3.      Uteroplacental insufficiency (fetal growth restriction, abnormal Umbilical artery doppler, stillbirth)

 developing at or after 20 weeks gestation.

Secondary outcomes

  • For the woman: death, eclampsia, stroke, HELLP syndrome, cortical blindness, pulmonary oedema, acute kidney injury, liver capsule haematoma, abruption, postpartum haemorrhage, ITU admission, intubation, mechanical ventilation, gestational and severe hypertension, early onset pre-eclampsia <34 weeks, need for elective delivery, mode of delivery, composite morbidity, adverse effects.
  • For the baby: death before hospital discharge, gestational age at delivery, birthweight, small for gestational age, admission to neonatal unit and level of care, number of admission days, neonatal brain injury syndromes, respiratory support, preterm birth <34 and <37 weeks, chronic lung disease, necrotising enterocolitis, intraventricular haemorrhage, retinopathy of prematurity, and composite neonatal morbidity/mortality.
  • Adherence to calcium.
  • Health economics analyses.

Other information

Funder: National Institute of Health Research (HTA programme ref. NIHR 127325)

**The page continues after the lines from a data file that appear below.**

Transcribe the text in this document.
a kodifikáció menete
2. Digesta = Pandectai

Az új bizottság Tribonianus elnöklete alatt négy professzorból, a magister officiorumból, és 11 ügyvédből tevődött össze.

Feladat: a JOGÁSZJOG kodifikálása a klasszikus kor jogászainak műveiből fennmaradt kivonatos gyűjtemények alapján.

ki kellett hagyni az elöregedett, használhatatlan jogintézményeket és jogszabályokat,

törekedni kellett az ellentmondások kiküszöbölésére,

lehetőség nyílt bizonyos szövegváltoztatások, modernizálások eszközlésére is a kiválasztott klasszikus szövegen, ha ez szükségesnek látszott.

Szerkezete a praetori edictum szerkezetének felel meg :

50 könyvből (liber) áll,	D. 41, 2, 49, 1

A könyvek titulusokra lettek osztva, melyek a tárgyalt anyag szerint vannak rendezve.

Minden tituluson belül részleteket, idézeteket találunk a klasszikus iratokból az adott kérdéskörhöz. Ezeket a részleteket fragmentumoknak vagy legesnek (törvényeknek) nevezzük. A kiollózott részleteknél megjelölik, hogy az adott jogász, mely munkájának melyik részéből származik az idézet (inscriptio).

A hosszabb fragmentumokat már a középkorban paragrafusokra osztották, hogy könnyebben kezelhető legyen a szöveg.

Sponsor: University of Birmingham (ref. RG_20-128)

EudraCT number: 2020-004435-25

ISRCTN number: ISRCTN 12033893

Chief Investigator: Dr Shireen Meher

This study is funded by the National Institute for Health Research (NIHR) [HTA programme (NIHR 127325)]. The views expressed are those of the author(s) and not necessarily those of the NIHR or the Department of Health and Social Care.